DAMANI MCNEIL // SEPTEMBER 27, 2019

Hey I don’t know about you all but the new Automatic waitlist is seriously fucking up my whole system of worming my way into classes by sending a flurry of desperate emails that strike a fun balance of humiliating and charming. You’re telling me that, in light of a change that applies the tiniest dash of meritocracy to the process of getting courses here, I will now have to have the foresight of clearing the eight holds I have on my account in the last 24 hours of the enrollment period?  Next, you’re gonna tell me the front row puppy dog eyes and fake note-taking won’t do shit for me either. 

 

With double and triple emailing you on the last possible day to solve the problem out of the picture, me and you both know I got no fuckin’ shot of getting in to Astronomy 100. My major is not even remotely related to the subject you dedicate your every waking hour to more deeply understanding.
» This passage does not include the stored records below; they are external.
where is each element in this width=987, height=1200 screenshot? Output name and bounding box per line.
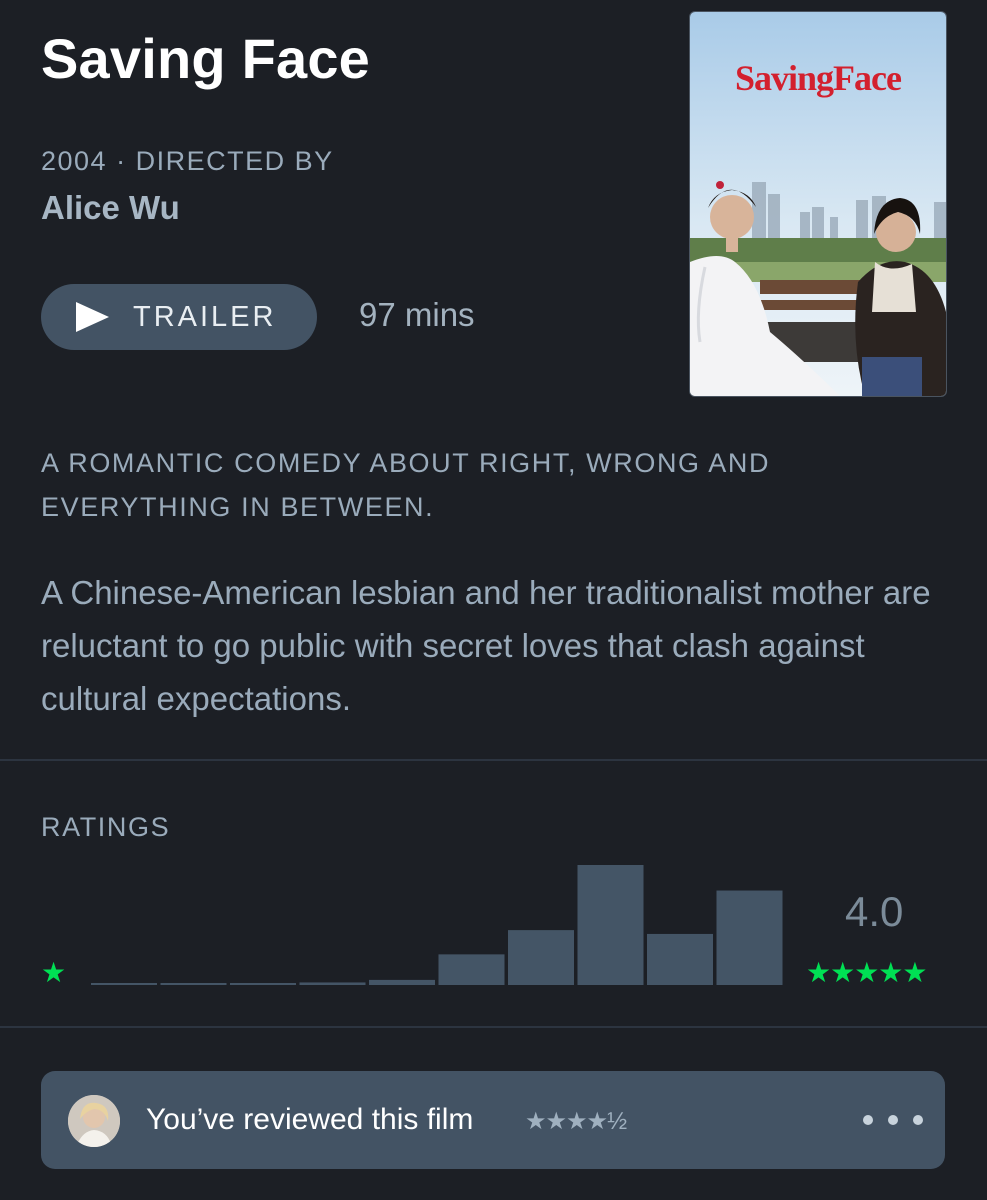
high-stars-icon: ★★★★★ (806, 957, 928, 988)
rating-bar-5[interactable] (716, 890, 783, 985)
trailer-button[interactable]: TRAILER (41, 284, 317, 350)
ratings-heading: RATINGS (41, 812, 171, 842)
rating-bar-2[interactable] (299, 982, 366, 985)
low-star-icon: ★ (41, 957, 67, 988)
rating-bar-0.5[interactable] (91, 983, 157, 985)
poster-image: SavingFace (690, 12, 946, 396)
section-divider (0, 1026, 987, 1028)
poster-title: SavingFace (735, 58, 902, 98)
rating-bar-1.5[interactable] (230, 983, 296, 985)
directed-by-label: · DIRECTED BY (116, 146, 334, 176)
review-star-rating: ★★★★½ (525, 1108, 627, 1135)
your-review-bar[interactable]: You’ve reviewed this film ★★★★½ (41, 1071, 945, 1169)
trailer-label: TRAILER (133, 300, 277, 333)
rating-bar-1[interactable] (160, 983, 227, 985)
synopsis: A Chinese-American lesbian and her tradi… (41, 574, 931, 717)
film-meta: 2004 · DIRECTED BY (41, 146, 334, 177)
rating-bar-4[interactable] (577, 865, 644, 985)
section-divider (0, 759, 987, 761)
runtime: 97 mins (359, 296, 475, 333)
rating-bar-3.5[interactable] (508, 930, 574, 985)
more-dots-icon[interactable] (863, 1105, 923, 1135)
avatar (68, 1095, 120, 1147)
rating-bar-4.5[interactable] (647, 933, 713, 985)
dot (863, 1115, 873, 1125)
review-status-text: You’ve reviewed this film (146, 1103, 474, 1136)
film-title: Saving Face (41, 27, 371, 90)
average-rating[interactable]: 4.0 (845, 888, 903, 936)
director-name[interactable]: Alice Wu (41, 189, 180, 227)
dot (913, 1115, 923, 1125)
rating-bar-3[interactable] (438, 954, 505, 985)
rating-bar-2.5[interactable] (369, 979, 435, 985)
play-icon (76, 302, 109, 332)
film-poster[interactable]: SavingFace (689, 11, 947, 397)
tagline: A ROMANTIC COMEDY ABOUT RIGHT, WRONG AND… (41, 448, 771, 522)
release-year[interactable]: 2004 (41, 146, 107, 176)
dot (888, 1115, 898, 1125)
I’m gonna be brutally honest--I have only a loose grasp on what even happens in Astronomy class besides pointing out constellations that look like crabs and spoons and twins. 

 

But here’s the thing: until this semester, I could have hit you with a “I’m a prospective major” with complete plausible deniability. And I mean complete plausible deniability. That was my plan. It was all of our plans.  

 

 I was gonna lie to you about how much I’m gonna study, and how I’m gonna throw myself into getting everything out of the experience possible. I was gonna beg and plead with you, remind you that you control the fate of my academic destiny and that without this class I won’t be able to walk the stage (this is untrue --there’s gonna be a hundred identical courses next semester), maybe make a little astronomy joke (please don’t eclipse my registrar dream haha), I don’t know. It was gonna be cute. It was gonna work. It’s worked a hundred times. 

 

I guess my argument is less that I think I deserve to get away with exploiting the kindness of Nobel prize-winning professors because I slept through my registration timeslot and more that it was really fun back when I was able to do that.